Former Arizona State University baseball student-athlete Dustin Pedroia has been named the 2007 American League Rookie of the Year by the Baseball Writers Association of America.

Pedroia received 24 of the 28 first place votes in balloting conducted by two writers from each of the 14 American League cities. He also received four second place votes and 132 total points and was the only player named on all 28 ballots. Delmon Young of Tampa Bay was second with 56 points (3 1sts, 12 2nds, 5 3rds) with Kansas City pitcher Brian Bannister third with 36 points (1 1st, 8 2nds, 7 3rds).

Pedroia becomes the fourth Sun Devil to win the Rookie of the Year Award, joining Pat Listach (Milwaukee, 1992), Alvin Davis (Seattle, 1984) and Bob Horner (Atlanta, 1978).

Pedroia played three seasons at Arizona State, hitting .384 with and collecting 298 hits. He was twice named the National Defensive Player of the Year and was the Co-Pac-10 Player of the Year in 2003. He was a three-time First Team All-Pac-10 performer, a two-time All-American and was a finalist for the Golden Spikes Award in 2004.

Pedroia batted .317 with eight homers and 50 RBI in 139 games with the Red Sox in 2007. His batting average was tenth highest in the American League and the best ever for a qualifying major league second baseman. Pedroia led all big league rookies with 39 doubles, ranked second with a .380 on-base percentage, and was third with 86 runs scored. He was also second among A.L. rookies with 165 hits, 49 multi-hit games, and 230 total bases.

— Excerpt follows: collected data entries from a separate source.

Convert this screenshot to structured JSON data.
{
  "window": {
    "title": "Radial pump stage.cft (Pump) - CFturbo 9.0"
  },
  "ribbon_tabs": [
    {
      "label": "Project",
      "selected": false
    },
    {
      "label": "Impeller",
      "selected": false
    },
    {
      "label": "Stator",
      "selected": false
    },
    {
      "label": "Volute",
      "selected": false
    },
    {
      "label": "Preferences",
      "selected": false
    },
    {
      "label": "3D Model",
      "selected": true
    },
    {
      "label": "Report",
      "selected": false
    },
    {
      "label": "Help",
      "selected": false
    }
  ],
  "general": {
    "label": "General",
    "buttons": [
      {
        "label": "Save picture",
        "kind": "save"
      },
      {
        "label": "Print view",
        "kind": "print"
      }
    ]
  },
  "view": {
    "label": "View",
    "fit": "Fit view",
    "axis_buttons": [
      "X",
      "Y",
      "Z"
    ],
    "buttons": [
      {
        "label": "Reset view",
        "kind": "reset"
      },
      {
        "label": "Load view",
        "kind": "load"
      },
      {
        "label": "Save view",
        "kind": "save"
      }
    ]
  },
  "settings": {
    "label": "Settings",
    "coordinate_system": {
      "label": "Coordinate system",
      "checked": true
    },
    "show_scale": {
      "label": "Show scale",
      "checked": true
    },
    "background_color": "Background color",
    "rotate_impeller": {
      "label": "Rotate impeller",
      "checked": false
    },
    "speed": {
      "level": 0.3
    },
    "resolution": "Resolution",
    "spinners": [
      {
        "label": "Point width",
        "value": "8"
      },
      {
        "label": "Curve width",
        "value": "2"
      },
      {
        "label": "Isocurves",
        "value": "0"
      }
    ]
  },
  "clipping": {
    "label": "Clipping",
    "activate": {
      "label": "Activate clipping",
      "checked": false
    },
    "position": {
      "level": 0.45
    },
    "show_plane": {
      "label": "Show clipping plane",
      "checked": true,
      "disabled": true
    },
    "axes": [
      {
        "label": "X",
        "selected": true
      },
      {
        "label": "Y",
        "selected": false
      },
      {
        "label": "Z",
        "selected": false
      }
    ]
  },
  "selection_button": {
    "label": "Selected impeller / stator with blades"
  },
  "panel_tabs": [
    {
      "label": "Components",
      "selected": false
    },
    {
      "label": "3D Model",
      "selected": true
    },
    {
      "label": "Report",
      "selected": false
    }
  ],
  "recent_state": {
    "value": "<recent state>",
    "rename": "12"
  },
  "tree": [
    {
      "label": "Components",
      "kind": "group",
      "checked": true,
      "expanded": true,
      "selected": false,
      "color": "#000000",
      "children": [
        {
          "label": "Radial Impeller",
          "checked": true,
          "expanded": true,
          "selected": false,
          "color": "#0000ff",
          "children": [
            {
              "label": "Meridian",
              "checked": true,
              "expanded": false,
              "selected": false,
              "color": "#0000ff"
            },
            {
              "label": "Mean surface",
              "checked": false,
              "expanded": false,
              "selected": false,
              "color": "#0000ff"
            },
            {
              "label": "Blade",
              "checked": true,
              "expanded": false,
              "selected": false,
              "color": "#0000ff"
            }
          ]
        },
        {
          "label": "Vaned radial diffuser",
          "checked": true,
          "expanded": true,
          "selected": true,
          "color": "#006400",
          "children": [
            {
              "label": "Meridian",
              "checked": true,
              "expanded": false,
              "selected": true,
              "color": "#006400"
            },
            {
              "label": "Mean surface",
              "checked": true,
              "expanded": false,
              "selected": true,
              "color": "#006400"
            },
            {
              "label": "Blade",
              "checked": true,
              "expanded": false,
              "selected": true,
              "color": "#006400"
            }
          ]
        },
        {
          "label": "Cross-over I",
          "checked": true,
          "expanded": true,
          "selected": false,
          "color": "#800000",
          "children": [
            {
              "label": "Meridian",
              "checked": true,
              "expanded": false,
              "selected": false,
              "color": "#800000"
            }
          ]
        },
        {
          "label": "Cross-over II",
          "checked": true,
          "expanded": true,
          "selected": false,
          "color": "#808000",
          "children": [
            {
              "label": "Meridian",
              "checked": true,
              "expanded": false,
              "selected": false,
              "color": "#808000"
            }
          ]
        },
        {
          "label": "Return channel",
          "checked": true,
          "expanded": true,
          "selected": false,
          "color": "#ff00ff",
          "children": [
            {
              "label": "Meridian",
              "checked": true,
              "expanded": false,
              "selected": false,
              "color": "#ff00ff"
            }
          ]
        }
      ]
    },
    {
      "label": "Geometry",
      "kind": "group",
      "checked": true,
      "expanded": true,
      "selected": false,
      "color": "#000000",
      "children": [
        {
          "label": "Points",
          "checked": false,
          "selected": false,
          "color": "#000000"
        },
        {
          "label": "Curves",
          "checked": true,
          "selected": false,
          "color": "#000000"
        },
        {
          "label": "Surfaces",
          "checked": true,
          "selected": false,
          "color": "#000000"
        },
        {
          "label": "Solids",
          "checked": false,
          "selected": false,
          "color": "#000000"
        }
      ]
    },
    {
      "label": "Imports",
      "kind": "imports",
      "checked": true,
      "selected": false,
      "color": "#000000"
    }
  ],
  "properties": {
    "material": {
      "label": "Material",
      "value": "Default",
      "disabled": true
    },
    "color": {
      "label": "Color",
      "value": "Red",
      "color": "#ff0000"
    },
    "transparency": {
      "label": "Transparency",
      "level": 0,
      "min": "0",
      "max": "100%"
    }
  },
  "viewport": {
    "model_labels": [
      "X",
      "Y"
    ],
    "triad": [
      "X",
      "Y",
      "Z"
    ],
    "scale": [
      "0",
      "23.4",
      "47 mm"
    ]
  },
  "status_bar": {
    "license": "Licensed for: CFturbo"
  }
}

Pedroia is the sixth Red Sox player to be named as the A.L.'s top rookie by the BBWAA, the first since Nomar Garciaparra in 1997. He is just the fourth A.L. player to win the award while playing the majority of his games at second base, joining Minnesota's Rod Carew in 1967, Detroit's Lou Whitaker in 1978, and Minnesota's Chuck Knoblauch in 1991.